Research by the Halifax says that nearly a fifth of all homebuyers are paying stamp duty at the higher rates of 3 per cent and above, due to house price inflation. It wants the government to increase thresholds. The Treasury said five out of six homebuyers paid stamp duty at 1 per cent -- or none at all.

SNOW

Ski resorts on the lower slopes of the alps are being warned that they risk going out of business unless they adapt to climate change. The report -- by some of Switzerland's most famous resorts -- is the first attempt by the Alpine skiing industry to begin planning for the effects of global warming. Climatologists predict there will be much less snow in future -- and that rising temperatures will lead to rising snow lines. Imogen Foulkes reports from Berne.

FOULKES: The report published today tells lower lying resorts diversify or go to the wall. Popular Swiss destinations like Gstaad and Wengen just won't have enough snow in the future to live off skiing. So alpine resorts must do something different and try to attract tourists all year around. The report does offer a note of optimism. In the wake of Europe's heatwave in 2003, the Alps saw an increase in visitors as tourists decided a beach in Greece or Spain would be simply too hot. So, as the planet heats up, alpine resorts are hoping to offer cool mountain air to summer tourists.

WOOLDRIDGE

One of the most highly regarded sports journalists of his generation, Ian Wooldridge, has died. He was seventy five. He worked at the Daily Mail for nearly half a century covering every major sporting event including ten Olympic Games.

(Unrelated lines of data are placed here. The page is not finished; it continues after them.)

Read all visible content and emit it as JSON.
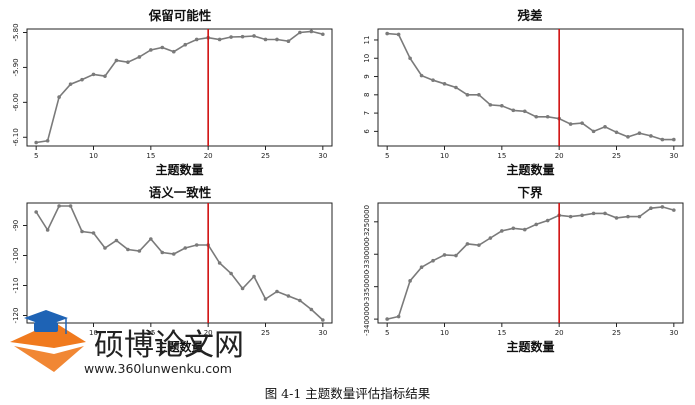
{
  "caption": "图 4-1   主题数量评估指标结果",
  "watermark": {
    "name": "硕博论文网",
    "url": "www.360lunwenku.com",
    "colors": {
      "orange": "#F07A1E",
      "blue": "#1E63B5"
    }
  },
  "colors": {
    "line": "#7a7a7a",
    "marker": "#7a7a7a",
    "vline": "#d01010",
    "axis": "#222222"
  },
  "chart_data": [
    {
      "type": "line",
      "title": "保留可能性",
      "xlabel": "主题数量",
      "ylabel": "",
      "x": [
        5,
        6,
        7,
        8,
        9,
        10,
        11,
        12,
        13,
        14,
        15,
        16,
        17,
        18,
        19,
        20,
        21,
        22,
        23,
        24,
        25,
        26,
        27,
        28,
        29,
        30
      ],
      "values": [
        -6.115,
        -6.11,
        -5.985,
        -5.948,
        -5.935,
        -5.92,
        -5.925,
        -5.88,
        -5.885,
        -5.87,
        -5.85,
        -5.843,
        -5.855,
        -5.835,
        -5.82,
        -5.815,
        -5.82,
        -5.813,
        -5.812,
        -5.81,
        -5.82,
        -5.82,
        -5.825,
        -5.8,
        -5.797,
        -5.805
      ],
      "xlim": [
        4.2,
        30.8
      ],
      "ylim": [
        -6.125,
        -5.79
      ],
      "xticks": [
        5,
        10,
        15,
        20,
        25,
        30
      ],
      "xtick_labels": [
        "5",
        "10",
        "15",
        "20",
        "25",
        "30"
      ],
      "yticks": [
        -6.1,
        -6.0,
        -5.9,
        -5.8
      ],
      "ytick_labels": [
        "-6.10",
        "-6.00",
        "-5.90",
        "-5.80"
      ],
      "vline": 20,
      "grid": false
    },
    {
      "type": "line",
      "title": "残差",
      "xlabel": "主题数量",
      "ylabel": "",
      "x": [
        5,
        6,
        7,
        8,
        9,
        10,
        11,
        12,
        13,
        14,
        15,
        16,
        17,
        18,
        19,
        20,
        21,
        22,
        23,
        24,
        25,
        26,
        27,
        28,
        29,
        30
      ],
      "values": [
        11.35,
        11.3,
        10,
        9.05,
        8.8,
        8.6,
        8.4,
        8,
        8,
        7.45,
        7.4,
        7.15,
        7.1,
        6.8,
        6.8,
        6.7,
        6.4,
        6.45,
        6,
        6.25,
        5.95,
        5.7,
        5.9,
        5.75,
        5.55,
        5.55
      ],
      "xlim": [
        4.2,
        30.8
      ],
      "ylim": [
        5.2,
        11.6
      ],
      "xticks": [
        5,
        10,
        15,
        20,
        25,
        30
      ],
      "xtick_labels": [
        "5",
        "10",
        "15",
        "20",
        "25",
        "30"
      ],
      "yticks": [
        6,
        7,
        8,
        9,
        10,
        11
      ],
      "ytick_labels": [
        "6",
        "7",
        "8",
        "9",
        "10",
        "11"
      ],
      "vline": 20,
      "grid": false
    },
    {
      "type": "line",
      "title": "语义一致性",
      "xlabel": "主题数量",
      "ylabel": "",
      "x": [
        5,
        6,
        7,
        8,
        9,
        10,
        11,
        12,
        13,
        14,
        15,
        16,
        17,
        18,
        19,
        20,
        21,
        22,
        23,
        24,
        25,
        26,
        27,
        28,
        29,
        30
      ],
      "values": [
        -85.5,
        -91.5,
        -83.5,
        -83.5,
        -92,
        -92.5,
        -97.5,
        -95,
        -98,
        -98.5,
        -94.5,
        -99,
        -99.5,
        -97.5,
        -96.5,
        -96.5,
        -102.5,
        -106,
        -111,
        -107,
        -114.5,
        -112,
        -113.5,
        -115,
        -118,
        -121.5
      ],
      "xlim": [
        4.2,
        30.8
      ],
      "ylim": [
        -122.5,
        -82.5
      ],
      "xticks": [
        5,
        10,
        15,
        20,
        25,
        30
      ],
      "xtick_labels": [
        "5",
        "10",
        "15",
        "20",
        "25",
        "30"
      ],
      "yticks": [
        -120,
        -110,
        -100,
        -90
      ],
      "ytick_labels": [
        "-120",
        "-110",
        "-100",
        "-90"
      ],
      "vline": 20,
      "grid": false
    },
    {
      "type": "line",
      "title": "下界",
      "xlabel": "主题数量",
      "ylabel": "",
      "x": [
        5,
        6,
        7,
        8,
        9,
        10,
        11,
        12,
        13,
        14,
        15,
        16,
        17,
        18,
        19,
        20,
        21,
        22,
        23,
        24,
        25,
        26,
        27,
        28,
        29,
        30
      ],
      "values": [
        -3400000,
        -3396000,
        -3341000,
        -3320000,
        -3310000,
        -3301000,
        -3302000,
        -3284000,
        -3286000,
        -3275000,
        -3264000,
        -3260000,
        -3262000,
        -3254000,
        -3248000,
        -3240000,
        -3242000,
        -3240000,
        -3237000,
        -3237000,
        -3244000,
        -3242000,
        -3242000,
        -3229000,
        -3227000,
        -3232000
      ],
      "xlim": [
        4.2,
        30.8
      ],
      "ylim": [
        -3406000,
        -3221000
      ],
      "xticks": [
        5,
        10,
        15,
        20,
        25,
        30
      ],
      "xtick_labels": [
        "5",
        "10",
        "15",
        "20",
        "25",
        "30"
      ],
      "yticks": [
        -3400000,
        -3350000,
        -3300000,
        -3250000
      ],
      "ytick_labels": [
        "-3400000",
        "-3350000",
        "-3300000",
        "-3250000"
      ],
      "vline": 20,
      "grid": false
    }
  ]
}
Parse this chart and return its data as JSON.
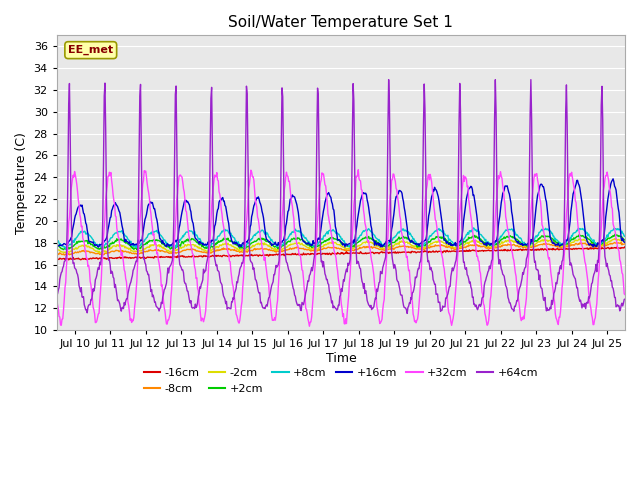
{
  "title": "Soil/Water Temperature Set 1",
  "xlabel": "Time",
  "ylabel": "Temperature (C)",
  "annotation": "EE_met",
  "ylim": [
    10,
    37
  ],
  "yticks": [
    10,
    12,
    14,
    16,
    18,
    20,
    22,
    24,
    26,
    28,
    30,
    32,
    34,
    36
  ],
  "xlim": [
    9.5,
    25.5
  ],
  "xtick_days": [
    10,
    11,
    12,
    13,
    14,
    15,
    16,
    17,
    18,
    19,
    20,
    21,
    22,
    23,
    24,
    25
  ],
  "colors": {
    "-16cm": "#dd0000",
    "-8cm": "#ff8800",
    "-2cm": "#dddd00",
    "+2cm": "#00cc00",
    "+8cm": "#00cccc",
    "+16cm": "#0000cc",
    "+32cm": "#ff44ff",
    "+64cm": "#9922cc"
  },
  "fig_bg": "#ffffff",
  "plot_bg": "#e8e8e8",
  "grid_color": "#ffffff",
  "annotation_fg": "#880000",
  "annotation_bg": "#ffffaa",
  "annotation_edge": "#999900"
}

Ian Wooldridge won numerous accolades for his writing and was made an OBE for his services to journalism.

PILOT

A blind man is preparing to fly from Britain to Australia in aid of charity. He's relying on the latest technology to let him know exactly where he is. Stephen Evans has more:

EVANS: Miles Hilton Barber is fifty-eight, blind and a qualified pilot of a microlight aircraft. He's flying across Europe and then onto Syria, Saudi Arabia, Singapore and Australia in five hundred mile hops. He's got a sighted pilot sitting behind in case things go wrong, but the blind man will do the flying helped by technology which lets his navigating sensors and other machinery talk to him. On top of that, Mr Hilton Barber will punch in the coordinates of the airfields into his computer on the way.